El desarrollo sostenible y la interdependencia entre países facilitan el progreso y hacen indeseable el riesgo de conflicto. A ello pretenden contribuir el comercio y los límites del crecimiento. Los lazos que fortalece el primero deben ser acompañados por una revisión del modelo de consumo. La caída del Muro generó la oportunidad ideal: permitía la revisión del capitalismo sin poner en peligro su existencia y facilitaba la transferencia de recursos desde las sociedades acomodadas a las más pobres, construyendo una prosperidad compartida dentro de los límites ambientales.

Es una propuesta política cuya aparición consagra la idea de un Norte y un Sur, reconoce responsabilidades históricas y desplaza la línea divisoria entre mundo comunista y mundo libre que marcó la tensión política desde 1945. De la globalización del comercio se espera la reducción de las diferencias y mantener la paz; de las convenciones de Río, que los contaminadores hagan frente a su responsabilidad histórica.

Sin embargo, no es fácil trasformar el papel de Estados acostumbrados a evaluar su interés nacional y, en su caso, prepararse para la guerra.
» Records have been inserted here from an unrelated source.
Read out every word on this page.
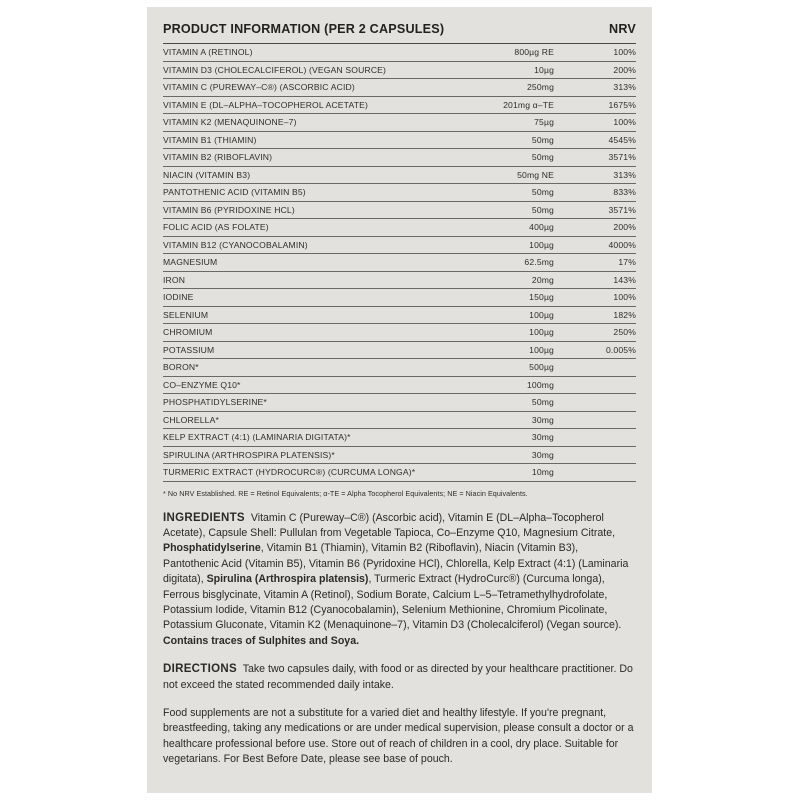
PRODUCT INFORMATION (PER 2 CAPSULES)	NRV
VITAMIN A (RETINOL)	800µg RE	100%
VITAMIN D3 (CHOLECALCIFEROL) (VEGAN SOURCE)	10µg	200%
VITAMIN C (PUREWAY–C®) (ASCORBIC ACID)	250mg	313%
VITAMIN E (DL–ALPHA–TOCOPHEROL ACETATE)	201mg α–TE	1675%
VITAMIN K2 (MENAQUINONE–7)	75µg	100%
VITAMIN B1 (THIAMIN)	50mg	4545%
VITAMIN B2 (RIBOFLAVIN)	50mg	3571%
NIACIN (VITAMIN B3)	50mg NE	313%
PANTOTHENIC ACID (VITAMIN B5)	50mg	833%
VITAMIN B6 (PYRIDOXINE HCL)	50mg	3571%
FOLIC ACID (AS FOLATE)	400µg	200%
VITAMIN B12 (CYANOCOBALAMIN)	100µg	4000%
MAGNESIUM	62.5mg	17%
IRON	20mg	143%
IODINE	150µg	100%
SELENIUM	100µg	182%
CHROMIUM	100µg	250%
POTASSIUM	100µg	0.005%
BORON*	500µg
CO–ENZYME Q10*	100mg
PHOSPHATIDYLSERINE*	50mg
CHLORELLA*	30mg
KELP EXTRACT (4:1) (LAMINARIA DIGITATA)*	30mg
SPIRULINA (ARTHROSPIRA PLATENSIS)*	30mg
TURMERIC EXTRACT (HYDROCURC®) (CURCUMA LONGA)*	10mg
* No NRV Established. RE = Retinol Equivalents; α-TE = Alpha Tocopherol Equivalents; NE = Niacin Equivalents.
INGREDIENTS Vitamin C (Pureway–C®) (Ascorbic acid), Vitamin E (DL–Alpha–Tocopherol Acetate), Capsule Shell: Pullulan from Vegetable Tapioca, Co–Enzyme Q10, Magnesium Citrate, Phosphatidylserine, Vitamin B1 (Thiamin), Vitamin B2 (Riboflavin), Niacin (Vitamin B3), Pantothenic Acid (Vitamin B5), Vitamin B6 (Pyridoxine HCl), Chlorella, Kelp Extract (4:1) (Laminaria digitata), Spirulina (Arthrospira platensis), Turmeric Extract (HydroCurc®) (Curcuma longa), Ferrous bisglycinate, Vitamin A (Retinol), Sodium Borate, Calcium L–5–Tetramethylhydrofolate, Potassium Iodide, Vitamin B12 (Cyanocobalamin), Selenium Methionine, Chromium Picolinate, Potassium Gluconate, Vitamin K2 (Menaquinone–7), Vitamin D3 (Cholecalciferol) (Vegan source). Contains traces of Sulphites and Soya.
DIRECTIONS Take two capsules daily, with food or as directed by your healthcare practitioner. Do not exceed the stated recommended daily intake.
Food supplements are not a substitute for a varied diet and healthy lifestyle. If you're pregnant, breastfeeding, taking any medications or are under medical supervision, please consult a doctor or a healthcare professional before use. Store out of reach of children in a cool, dry place. Suitable for vegetarians. For Best Before Date, please see base of pouch.
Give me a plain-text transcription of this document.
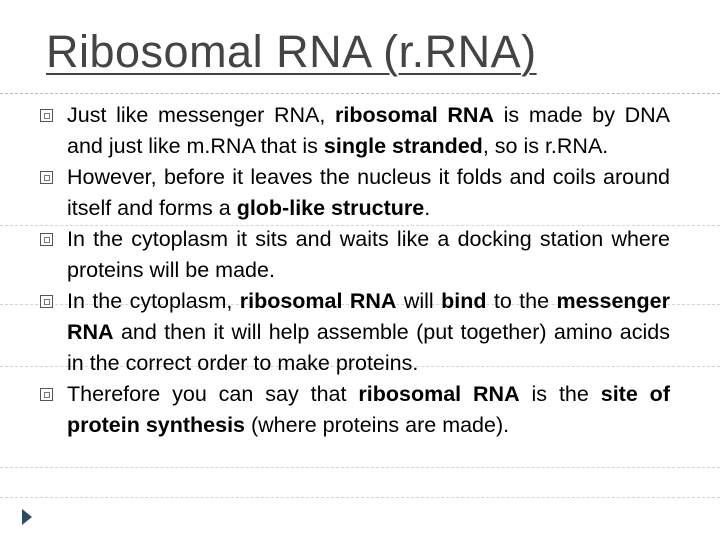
Ribosomal RNA (r.RNA)
Just like messenger RNA, ribosomal RNA is made by DNA and just like m.RNA that is single stranded, so is r.RNA.
However, before it leaves the nucleus it folds and coils around itself and forms a glob-like structure.
In the cytoplasm it sits and waits like a docking station where proteins will be made.
In the cytoplasm, ribosomal RNA will bind to the messenger RNA and then it will help assemble (put together) amino acids in the correct order to make proteins.
Therefore you can say that ribosomal RNA is the site of protein synthesis (where proteins are made).
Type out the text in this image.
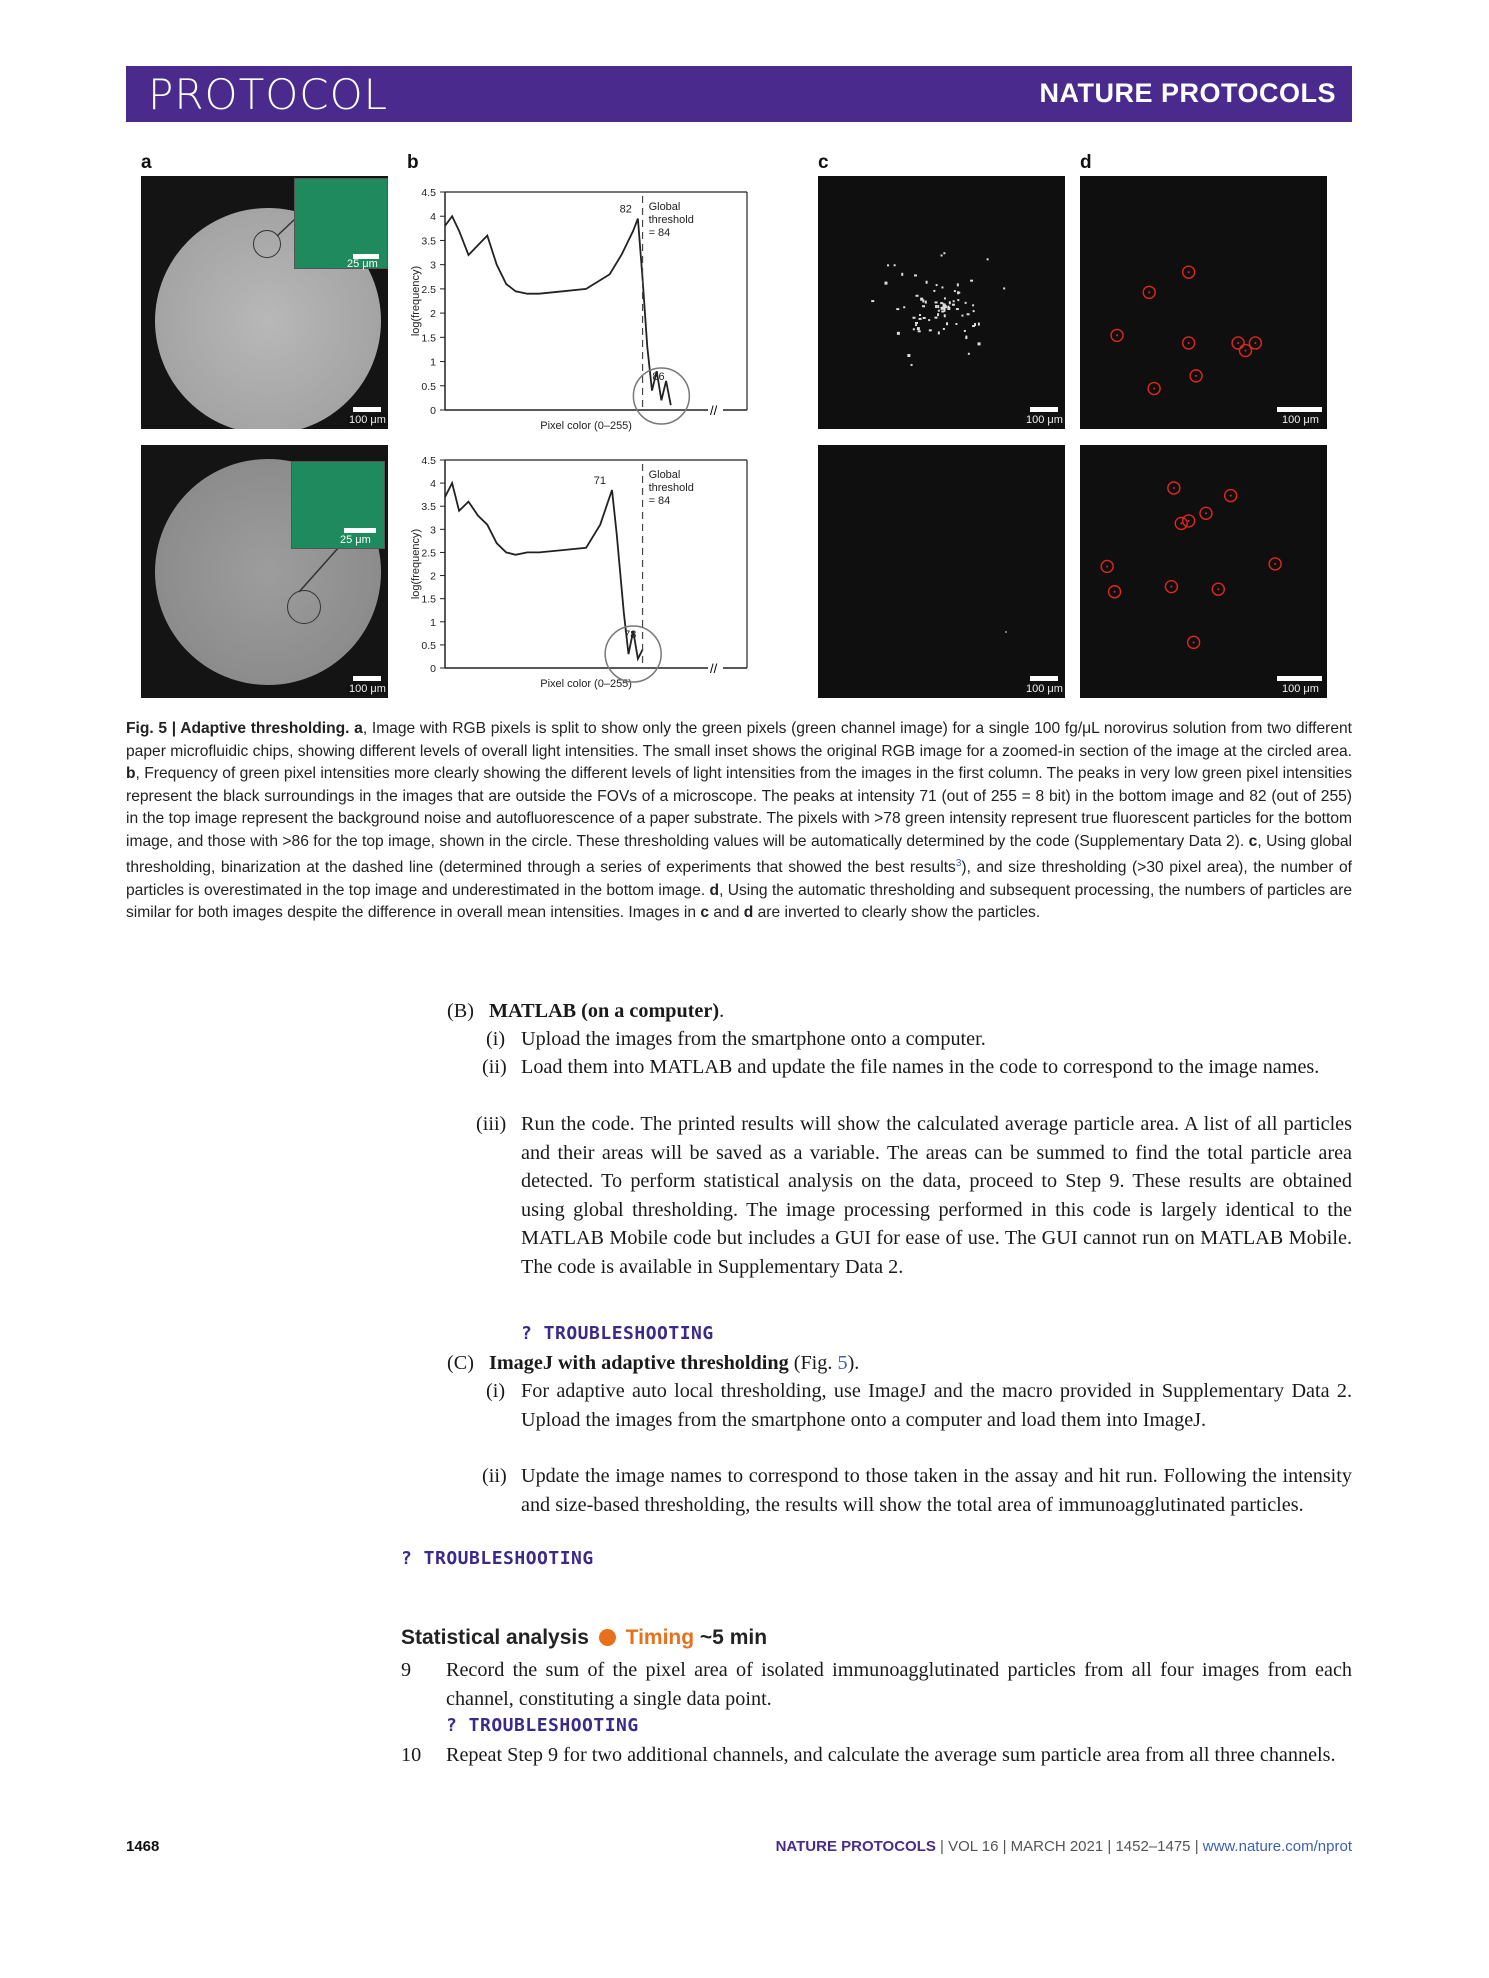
PROTOCOL	NATURE PROTOCOLS
a	b	c	d
25 μm
100 μm
25 μm
100 μm
//
4.5
4
3.5
3
2.5
2
1.5
1
0.5
0
log(frequency)
Pixel color (0–255)
Global
threshold
= 84
82
86
//
4.5
4
3.5
3
2.5
2
1.5
1
0.5
0
log(frequency)
Pixel color (0–255)
Global
threshold
= 84
71
78
100 μm
100 μm
100 μm
100 μm
Fig. 5 | Adaptive thresholding. a, Image with RGB pixels is split to show only the green pixels (green channel image) for a single 100 fg/μL norovirus solution from two different paper microfluidic chips, showing different levels of overall light intensities. The small inset shows the original RGB image for a zoomed-in section of the image at the circled area. b, Frequency of green pixel intensities more clearly showing the different levels of light intensities from the images in the first column. The peaks in very low green pixel intensities represent the black surroundings in the images that are outside the FOVs of a microscope. The peaks at intensity 71 (out of 255 = 8 bit) in the bottom image and 82 (out of 255) in the top image represent the background noise and autofluorescence of a paper substrate. The pixels with >78 green intensity represent true fluorescent particles for the bottom image, and those with >86 for the top image, shown in the circle. These thresholding values will be automatically determined by the code (Supplementary Data 2). c, Using global thresholding, binarization at the dashed line (determined through a series of experiments that showed the best results$^3$), and size thresholding (>30 pixel area), the number of particles is overestimated in the top image and underestimated in the bottom image. d, Using the automatic thresholding and subsequent processing, the numbers of particles are similar for both images despite the difference in overall mean intensities. Images in c and d are inverted to clearly show the particles.
(B) MATLAB (on a computer).
(i) Upload the images from the smartphone onto a computer.
(ii) Load them into MATLAB and update the file names in the code to correspond to the image names.
(iii) Run the code. The printed results will show the calculated average particle area. A list of all particles and their areas will be saved as a variable. The areas can be summed to find the total particle area detected. To perform statistical analysis on the data, proceed to Step 9. These results are obtained using global thresholding. The image processing performed in this code is largely identical to the MATLAB Mobile code but includes a GUI for ease of use. The GUI cannot run on MATLAB Mobile. The code is available in Supplementary Data 2.
? TROUBLESHOOTING
(C) ImageJ with adaptive thresholding (Fig. 5).
(i) For adaptive auto local thresholding, use ImageJ and the macro provided in Supplementary Data 2. Upload the images from the smartphone onto a computer and load them into ImageJ.
(ii) Update the image names to correspond to those taken in the assay and hit run. Following the intensity and size-based thresholding, the results will show the total area of immunoagglutinated particles.
? TROUBLESHOOTING
Statistical analysis Timing ~5 min
9 Record the sum of the pixel area of isolated immunoagglutinated particles from all four images from each channel, constituting a single data point.
? TROUBLESHOOTING
10 Repeat Step 9 for two additional channels, and calculate the average sum particle area from all three channels.
1468	NATURE PROTOCOLS | VOL 16 | MARCH 2021 | 1452–1475 | www.nature.com/nprot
La diplomacia ambiental no requiere las mismas capacidades que la del consejo de seguridad. Cambia también el tipo de exigencia y el modo en que se construye la agenda: hace falta formular colectivamente el problema -incluyendo los derechos de las generaciones futuras- y, luego, buscar soluciones. Tenemos que hacer visible el desafío, delimitar los riesgos aceptables y facilitar las respuestas. Es un ejercicio apasionante de aprendizaje colectivo, pero el paso del tiempo juega en contra.

Mientras tanto, la mundialización se ha acelerado sin ajustarse a los límites del crecimiento. La adhesión de China a la OMC ha enriquecido su economía y la de sus socios gracias a las importaciones a buen precio. El país se ha convertido en el campeón mundial de la contaminación y el primero en sufrir las consecuencias sociales y ambientales del enorme desequilibrio en el que está basada su economía.

Su ejemplo hace visible el desafío a la división clásica entre contaminadores históricos y futuros contaminadores y precipita la implosión de un multilateralismo desequilibrado. El crecimiento del PIB no equivale a mayor prosperidad ni, mucho menos, a equidad o inclusión. Al contrario, el descuido de aspectos básicos ha permitido una mayor concentración de riqueza, más desigualdad y mayor degradación del entorno; fragilizando las clases medias, el medio ambiente y la economía. A pesar de los avances, perduran grandes bolsas de marginación y desesperanza para las que no parece haber respuesta: nacen el Norte Global y el Sur Global.

A ello se suma en el 2001 el ataque a las Torres Gemelas, marcando el final de la paz liberal y de un mundo sin enemigos. El sueño de un futuro próspero se ve ensombrecido por la reticencia. Aparece una creciente falta de confianza en las instituciones y en un otro de perfiles difusos y cambiantes. Impactos tan grandes y en tan poco tiempo facilitan la contestación al statu quo y a la ciencia en que los decisores dicen basarse. Es terreno abonado para el populismo: Trump se dirige a personas convencidas de tener mucho más que perder que expectativas sobre lo que pueden ganar. El conocimiento deja de ser el motor de la tierra prometida y, en su lugar, surge una campaña agresiva en su contra. Es una manera más de expresar la decepción y desconfianza que el votante excluido de la mundialización siente hacia instituciones y élites. La voluntad de construir un futuro común se debilita y convierte en vector de división.

¿Qué cabe esperar de esta nueva era turbulenta, llena de contradicciones, con algunos signos de esperanza y muchos interrogantes? La dinámica ha cambiado para siempre. El Estado nación ya no es el único invitado: no se le reconoce ni exclusividad ni infalibilidad. Y el espacio que no ocupa es cubierto por otros. Las actitudes y valores ciudadanos, las empresas y los inversores, los líderes sociales y políticos locales desempeñan un papel cada vez más relevante. Paradójicamente, esta diversidad y sus potenciales contradicciones ofrecen una nueva oportunidad al Estado, que debería recuperar su papel de árbitro y tutelar el interés general garantizando la protección del más débil. Pero ¿dispone el Estado de instituciones, funcionarios y herramientas con la capacidad necesaria para abordar la situación?

Más vale, porque no es posible un retorno a la época en que seguridad y estabilidad eran definidos en función de un interés nacional aislado susceptible de ser defendido con éxito por la fuerza. Se engaña quien piense que es una opción: no lo es ni aunque aceptáramos sus riesgos y costes.

*Directora del IDDRI-París y analista de Agenda Pública.